Ne ressentez-vous pas parfois un vide qui se creuse en vous ? N’est-il pas temps de rentrer à la Maison avec celui qui se languit de vous depuis trop longtemps et espère vos bras et la chaleur de votre amour ?

     L’enfant doué en chacun est la seconde victime de la négation des véritables spécificités de l’être enfantin. Il symbolise les besoins fondamentaux et les pouvoirs créatifs de l’être humain. Il est aussi l’expression du moi véritable et vivant dans sa nature innocente, libre, magique, joueuse et régénératrice. Autant de précieuses dimensions régulièrement perçues comme immatures et vouées à disparaître avec l’âge. La perte de l’enfantin au cours du développement psychosocial d’un individu est une tragédie. Ce sont les forces vives, audacieuses, inventives et poétiques de l’être qui sont ainsi refoulées.

Aujourd’hui, l’un des principaux travers de certains courants psychologiques est de considérer l’humain comme une machine à réparer à grand renfort de techniques dont on vante l’efficacité et les vertus indolores. C’est une façon d’éluder la place et la légitimité de la souffrance humaine. Cette dernière est forcément subjective, c’est pourquoi la vérité intérieure d’un individu dérange souvent. Quand un enfant dit qu’il a mal, faut-il lui répondre que non ! Quand un enfant est triste, en colère ou apeuré, faut-il le persuader qu’il n’a aucune raison de ressentir ce qu’il ressent ! Quand un enfant exprime un mal-être, faut-il l’imputer à son immaturité ! L’enfant intérieur en souffrance est nié depuis toujours en chaque adulte.

La plus grande souffrance en chaque individu est de ne pas avoir été reconnu dans son essence, soutenu et encouragé dans son expression sensible et vivante. Pour libérer toutes ses richesses, votre enfant intérieur attend que vous sortiez du long tunnel du déni pour lui murmurer ces mots salvateurs : « Je sais que tu as eu mal et que tu t’es senti abandonné(e). Je suis tellement désolé(e), triste et indigné en ton nom. Prends-moi la main et je te promets de ne plus la lâcher. Et, si cela arrive de nouveau, tu peux m’appeler et je t’écouterai.»

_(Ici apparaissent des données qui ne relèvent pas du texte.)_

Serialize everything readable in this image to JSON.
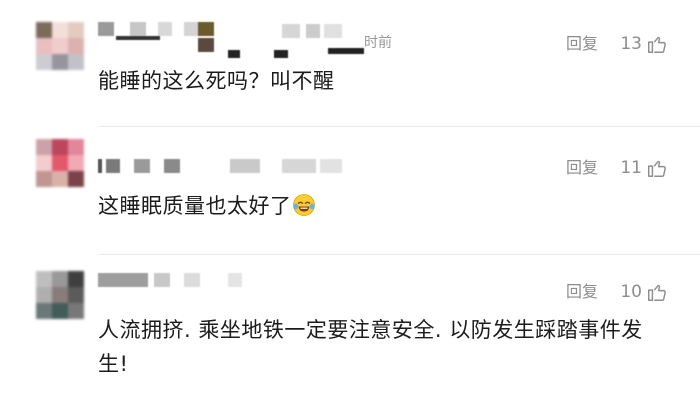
{
  "comments": [
    {
      "avatar_colors": [
        "#6e5a4a",
        "#f3dcd4",
        "#e0c6bb",
        "#e9b8ba",
        "#f0c7c8",
        "#d9a9a8",
        "#c9c7cf",
        "#8c8a92",
        "#bdbbc3"
      ],
      "time": "时前",
      "reply_label": "回复",
      "likes": "13",
      "text": "能睡的这么死吗？叫不醒"
    },
    {
      "avatar_colors": [
        "#c7979e",
        "#b5324a",
        "#e07891",
        "#f2c7c9",
        "#e2465d",
        "#f0a1ab",
        "#b98b86",
        "#d7a9a0",
        "#6b2f36"
      ],
      "reply_label": "回复",
      "likes": "11",
      "text": "这睡眠质量也太好了",
      "emoji": "laughing-tears-emoji"
    },
    {
      "avatar_colors": [
        "#b8b8b8",
        "#8e8e8e",
        "#2b2b2b",
        "#a7a7a7",
        "#7d6e6e",
        "#4a4a4a",
        "#5a6a6a",
        "#2f4a48",
        "#6a6a6a"
      ],
      "reply_label": "回复",
      "likes": "10",
      "text": "人流拥挤. 乘坐地铁一定要注意安全. 以防发生踩踏事件发生!"
    }
  ],
  "colors": {
    "meta_text": "#8d8d8d",
    "body_text": "#1c1c1c",
    "divider": "#ebebeb"
  }
}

     L’enfant intérieur représente le Moi véritable et authentique, c’est à dire l’expérience sensitive, émotionnelle et imaginative du moi sensible et vivant dans son expression naturelle (enfant intérieur doué) et entravée (enfant intérieur blessé). La rencontre avec l’enfant intérieur pose à chacun une question existentielle : « Quelle personne es-tu si tu n’es pas capable d’amour, d’empathie et de compassion pour ce qui est petit et sensible en toi ? »

L’enfant intérieur est un allié indispensable dans la quête d’individuation. Là où l’enfant blessé permet de transcender les souffrances inhérentes à la vie, l’enfant doué connecte aux forces innées de l’être humain. Ainsi l’enfant intérieur est le sésame pour vivre pleinement et donner du sens à notre existence.

 

A SUIVRE…

Marie-France et Emmanuel Ballet de Coquereaumont*

Tous droits réservés – Mars 2018

* Psychopraticiens d’inspiration jungienne, spécialistes reconnus et renommés de l’enfant intérieur (dans la lignée des travaux d’Alice Miller et de John Bradshaw) depuis 1990, Marie-France et Emmanuel sont co-fondateurs de la Méthode Cœur d’enfant, formateurs, co-auteurs de livres traduits en plusieurs langues, conférenciers et experts auprès de nombreux médias nationaux.

 

[1] Episode rapporté dans le Livre de Taliesin, un recueil de poèmes manuscrits du xème siècle. La légende fait de Taliesin le Chef des Bardes de Bretagne. Il est souvent associé à Myrddin, Merlin l’enchanteur.

[2] C’est un point crucial du concept d’enfant intérieur souvent oublié par ceux qui se réfèrent uniquement aux travaux d’Eric Berne et à l’Analyse Transactionnelle. Les recherches de Hal et Sidra Stone soulignent que l’enfant intérieur n’est pas qu’une simple sous-personnalité.

[3] L’enfant intérieur a besoin de nouvelles autorisations pour que ses droits fondamentaux en tant qu’être humain sensible et vivant soient reconnus. Ces exemples sont extraits de notre ouvrage L’Oracle de l’enfant intérieur, Le Courrier du Livre, 2017.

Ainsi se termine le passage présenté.